We want them to think that there is jeopardy in sport, and that they are battling something. So quite clearly, if they are not battling and overcoming the disability, what are they overcoming? Of course, it's the same thing any athlete is overcoming, which is the basic laws of the universe. It's the things that govern us. Whether it's the Paralympics or the Olympics, or any sport, you win by a split second. It's all of those things; it's time, it's gravity, it's those things that you have to, as an elite athlete, propel yourself above and try and beat to be the world's best. And so that became the creative focus of how we dramatise that.
And when we personified those forces with Gravity as the larger guy with the pint and Friction is the abrasive character in the car and Lady Time as the antithesis of Old Father Time - we had a much younger woman representing Time - they gave us these visual motifs and they allowed us to come back to them and to be memorable.
At Channel 4 we don't ever just want to make a sports ad. It will never just be: ‘Oh, here's loads of footage of people playing sport’, because that's not what we're here to do and it's not what we want to do. So basically it allows us to hopefully create something that's still a real, memorable visual spectacle, but not in the way that the Paralympics has been shown before.

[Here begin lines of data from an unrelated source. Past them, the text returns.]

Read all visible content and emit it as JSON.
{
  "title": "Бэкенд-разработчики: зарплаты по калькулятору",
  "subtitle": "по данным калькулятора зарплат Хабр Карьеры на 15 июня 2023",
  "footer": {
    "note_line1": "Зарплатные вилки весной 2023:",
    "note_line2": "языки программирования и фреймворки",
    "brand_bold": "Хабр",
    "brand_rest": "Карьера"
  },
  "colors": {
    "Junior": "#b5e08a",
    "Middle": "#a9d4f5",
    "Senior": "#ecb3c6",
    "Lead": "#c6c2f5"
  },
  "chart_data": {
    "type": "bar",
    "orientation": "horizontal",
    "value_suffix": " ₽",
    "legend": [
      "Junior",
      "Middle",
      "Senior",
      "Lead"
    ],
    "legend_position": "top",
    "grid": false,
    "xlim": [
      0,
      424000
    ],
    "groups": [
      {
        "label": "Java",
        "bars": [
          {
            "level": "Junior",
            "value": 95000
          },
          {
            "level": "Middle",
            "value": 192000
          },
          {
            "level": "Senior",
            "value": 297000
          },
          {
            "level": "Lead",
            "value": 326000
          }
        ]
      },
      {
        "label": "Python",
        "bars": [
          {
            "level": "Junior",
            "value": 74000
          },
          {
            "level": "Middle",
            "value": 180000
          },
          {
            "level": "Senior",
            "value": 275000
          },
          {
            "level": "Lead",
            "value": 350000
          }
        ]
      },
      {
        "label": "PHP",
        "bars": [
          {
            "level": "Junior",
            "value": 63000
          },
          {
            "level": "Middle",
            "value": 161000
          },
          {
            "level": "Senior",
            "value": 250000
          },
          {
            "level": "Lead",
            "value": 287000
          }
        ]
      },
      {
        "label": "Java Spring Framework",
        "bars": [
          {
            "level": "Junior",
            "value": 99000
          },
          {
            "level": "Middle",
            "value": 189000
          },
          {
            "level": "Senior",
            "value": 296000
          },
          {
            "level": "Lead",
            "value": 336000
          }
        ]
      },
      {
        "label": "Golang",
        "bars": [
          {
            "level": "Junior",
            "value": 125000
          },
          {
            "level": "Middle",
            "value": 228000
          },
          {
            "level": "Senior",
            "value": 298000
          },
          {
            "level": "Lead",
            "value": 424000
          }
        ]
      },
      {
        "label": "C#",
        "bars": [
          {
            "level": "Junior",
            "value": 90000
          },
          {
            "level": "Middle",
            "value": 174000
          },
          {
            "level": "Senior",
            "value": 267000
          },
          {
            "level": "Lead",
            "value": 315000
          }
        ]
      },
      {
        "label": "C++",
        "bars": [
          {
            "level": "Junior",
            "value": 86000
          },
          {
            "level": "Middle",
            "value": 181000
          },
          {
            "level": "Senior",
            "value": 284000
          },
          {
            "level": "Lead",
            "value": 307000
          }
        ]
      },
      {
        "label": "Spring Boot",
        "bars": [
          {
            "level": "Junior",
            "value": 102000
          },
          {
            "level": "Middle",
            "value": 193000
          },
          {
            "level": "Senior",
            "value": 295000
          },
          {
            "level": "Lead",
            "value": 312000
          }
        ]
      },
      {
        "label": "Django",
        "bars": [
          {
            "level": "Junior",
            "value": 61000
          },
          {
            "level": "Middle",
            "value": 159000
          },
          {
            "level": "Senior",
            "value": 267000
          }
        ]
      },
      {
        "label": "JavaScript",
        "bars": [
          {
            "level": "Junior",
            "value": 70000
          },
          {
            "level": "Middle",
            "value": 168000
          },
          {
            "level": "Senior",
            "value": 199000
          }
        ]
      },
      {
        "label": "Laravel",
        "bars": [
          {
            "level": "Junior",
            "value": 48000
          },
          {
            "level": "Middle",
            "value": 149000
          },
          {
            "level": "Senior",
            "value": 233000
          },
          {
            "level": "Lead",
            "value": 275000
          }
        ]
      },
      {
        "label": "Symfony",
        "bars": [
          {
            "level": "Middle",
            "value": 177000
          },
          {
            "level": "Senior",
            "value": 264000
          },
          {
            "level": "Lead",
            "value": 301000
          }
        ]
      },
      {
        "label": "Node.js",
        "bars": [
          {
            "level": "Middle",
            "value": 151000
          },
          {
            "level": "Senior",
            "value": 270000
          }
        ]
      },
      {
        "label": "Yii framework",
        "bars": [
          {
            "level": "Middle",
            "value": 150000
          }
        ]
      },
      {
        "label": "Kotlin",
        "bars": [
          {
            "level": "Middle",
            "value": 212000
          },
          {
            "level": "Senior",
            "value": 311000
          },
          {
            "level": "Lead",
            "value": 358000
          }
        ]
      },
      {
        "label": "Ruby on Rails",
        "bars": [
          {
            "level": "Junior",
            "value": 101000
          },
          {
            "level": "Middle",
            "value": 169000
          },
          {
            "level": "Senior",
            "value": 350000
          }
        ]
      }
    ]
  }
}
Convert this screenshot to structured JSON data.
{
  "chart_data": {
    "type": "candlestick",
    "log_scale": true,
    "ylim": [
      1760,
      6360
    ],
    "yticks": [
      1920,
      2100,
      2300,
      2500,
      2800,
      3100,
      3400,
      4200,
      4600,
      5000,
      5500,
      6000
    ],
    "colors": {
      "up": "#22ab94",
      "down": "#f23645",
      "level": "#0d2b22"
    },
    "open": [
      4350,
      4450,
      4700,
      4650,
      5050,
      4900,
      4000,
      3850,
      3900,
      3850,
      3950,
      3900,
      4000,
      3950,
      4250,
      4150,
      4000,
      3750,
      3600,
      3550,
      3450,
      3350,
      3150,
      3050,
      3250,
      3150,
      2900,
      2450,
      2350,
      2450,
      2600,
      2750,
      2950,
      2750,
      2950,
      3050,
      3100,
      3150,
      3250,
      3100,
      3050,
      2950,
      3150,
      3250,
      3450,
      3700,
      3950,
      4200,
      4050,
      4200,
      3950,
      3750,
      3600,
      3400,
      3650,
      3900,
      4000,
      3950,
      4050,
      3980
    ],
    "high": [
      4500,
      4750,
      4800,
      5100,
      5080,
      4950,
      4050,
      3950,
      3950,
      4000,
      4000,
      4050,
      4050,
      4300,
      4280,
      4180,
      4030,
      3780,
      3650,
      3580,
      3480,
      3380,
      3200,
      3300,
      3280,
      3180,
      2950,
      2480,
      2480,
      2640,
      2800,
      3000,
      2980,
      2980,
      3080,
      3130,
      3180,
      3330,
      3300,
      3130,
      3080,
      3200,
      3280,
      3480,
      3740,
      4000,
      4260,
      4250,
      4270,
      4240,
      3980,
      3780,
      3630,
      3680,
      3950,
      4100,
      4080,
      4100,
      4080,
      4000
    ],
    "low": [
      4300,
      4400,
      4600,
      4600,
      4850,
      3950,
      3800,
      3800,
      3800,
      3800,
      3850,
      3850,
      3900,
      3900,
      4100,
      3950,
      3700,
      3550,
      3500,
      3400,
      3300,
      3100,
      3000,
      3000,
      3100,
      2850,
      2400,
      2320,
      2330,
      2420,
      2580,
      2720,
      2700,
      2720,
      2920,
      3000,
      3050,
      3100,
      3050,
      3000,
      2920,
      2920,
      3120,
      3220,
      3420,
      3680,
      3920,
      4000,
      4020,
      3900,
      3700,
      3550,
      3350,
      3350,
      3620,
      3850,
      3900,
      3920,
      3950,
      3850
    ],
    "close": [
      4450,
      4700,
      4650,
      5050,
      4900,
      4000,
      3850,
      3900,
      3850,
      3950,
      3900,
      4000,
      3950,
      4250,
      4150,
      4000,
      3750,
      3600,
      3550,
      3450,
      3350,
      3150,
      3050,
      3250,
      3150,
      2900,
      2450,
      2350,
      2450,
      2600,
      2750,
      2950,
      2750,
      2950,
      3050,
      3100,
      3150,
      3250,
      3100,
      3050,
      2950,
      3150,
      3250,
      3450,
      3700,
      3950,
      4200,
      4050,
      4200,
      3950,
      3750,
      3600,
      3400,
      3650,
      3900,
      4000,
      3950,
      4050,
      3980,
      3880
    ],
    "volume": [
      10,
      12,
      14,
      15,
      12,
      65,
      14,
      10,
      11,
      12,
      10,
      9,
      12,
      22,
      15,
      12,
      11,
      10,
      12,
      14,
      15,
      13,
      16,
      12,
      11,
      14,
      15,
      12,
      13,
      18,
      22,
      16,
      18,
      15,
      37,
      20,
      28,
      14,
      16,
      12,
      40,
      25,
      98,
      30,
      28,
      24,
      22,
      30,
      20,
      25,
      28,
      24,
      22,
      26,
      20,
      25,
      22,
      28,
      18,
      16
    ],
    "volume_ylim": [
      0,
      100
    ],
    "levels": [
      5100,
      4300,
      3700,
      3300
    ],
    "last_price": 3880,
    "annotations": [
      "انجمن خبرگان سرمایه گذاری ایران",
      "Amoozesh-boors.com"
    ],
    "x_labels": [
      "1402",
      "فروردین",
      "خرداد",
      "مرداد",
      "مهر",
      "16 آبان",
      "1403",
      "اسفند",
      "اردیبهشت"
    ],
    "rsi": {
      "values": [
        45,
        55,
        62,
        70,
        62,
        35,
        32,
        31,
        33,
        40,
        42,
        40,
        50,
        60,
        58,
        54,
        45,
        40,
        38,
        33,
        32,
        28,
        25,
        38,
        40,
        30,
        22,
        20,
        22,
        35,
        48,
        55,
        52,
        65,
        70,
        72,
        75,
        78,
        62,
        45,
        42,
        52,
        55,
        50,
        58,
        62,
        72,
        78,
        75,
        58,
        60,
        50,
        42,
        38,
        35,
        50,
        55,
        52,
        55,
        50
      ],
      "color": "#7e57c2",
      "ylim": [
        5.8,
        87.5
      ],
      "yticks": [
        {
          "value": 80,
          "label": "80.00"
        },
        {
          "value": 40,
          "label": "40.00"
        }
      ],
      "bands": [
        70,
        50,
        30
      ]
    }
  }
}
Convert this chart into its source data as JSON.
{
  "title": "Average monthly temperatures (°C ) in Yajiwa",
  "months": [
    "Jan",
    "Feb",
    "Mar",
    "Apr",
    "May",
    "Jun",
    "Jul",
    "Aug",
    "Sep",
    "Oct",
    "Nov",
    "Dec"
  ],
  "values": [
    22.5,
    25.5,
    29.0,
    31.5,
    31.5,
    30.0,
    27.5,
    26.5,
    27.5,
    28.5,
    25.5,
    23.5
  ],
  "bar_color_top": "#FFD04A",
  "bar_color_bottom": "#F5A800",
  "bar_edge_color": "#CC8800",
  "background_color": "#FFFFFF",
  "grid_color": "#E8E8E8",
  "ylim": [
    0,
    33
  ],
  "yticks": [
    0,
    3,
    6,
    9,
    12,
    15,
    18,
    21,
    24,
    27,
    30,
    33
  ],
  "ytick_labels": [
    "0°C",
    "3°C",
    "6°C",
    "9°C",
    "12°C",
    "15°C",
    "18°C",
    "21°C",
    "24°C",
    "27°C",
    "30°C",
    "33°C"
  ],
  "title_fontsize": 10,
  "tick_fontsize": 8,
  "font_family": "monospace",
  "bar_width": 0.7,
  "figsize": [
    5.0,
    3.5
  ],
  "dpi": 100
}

The voiceover provides strong narration for the ad – can you talk a little about that?
That came quite really early on. That was what the initial idea was in the bones of the script. Every other Paralympics ad before this has been led by a piece of music, there isn't any voiceover. You can put the sound up, but there's no voice. So, if we have this sort of narration through it and also, it's an interesting thing when you're talking about things that are big, grand things: gravity, friction and time. The idea of having almost like a voice of God, this sort of sense of the grandeur of the forces that control our world, juxtaposed with surprising visuals in a very Channel 4 way. Again, that feels different. It feels different for all the right reasons this time around.
What is the main message you want audiences to take away from watching the film and seeing the campaign?
The idea is that excellence is excellence - no caveats. And I think you can see from the posters the idea; 'amazing considering' is this idea that there has to be a qualifier on the achievement of Paralympians. The idea that they are elite athletes, first and foremost and that is the thing that we should be focusing on. And I think that's always what we're trying to do, which is make the games look exciting and get people behind Team Paralympics GB. But I think it is just this idea that we want to question people's preconceived notions and we want people to just see them for the exceptional athletes that they are.
And finally, as you get set to join McCann London later this year, what will you look back on at 4Creative as being your legacy?
Oh, God, that's a tough question. I think the team is brilliant. I will leave behind a team that I've helped build and I think that they are excellent, lovely people. And I hope I leave behind somewhere that the person who comes in after me enjoys working here, because everyone is very good at what they do.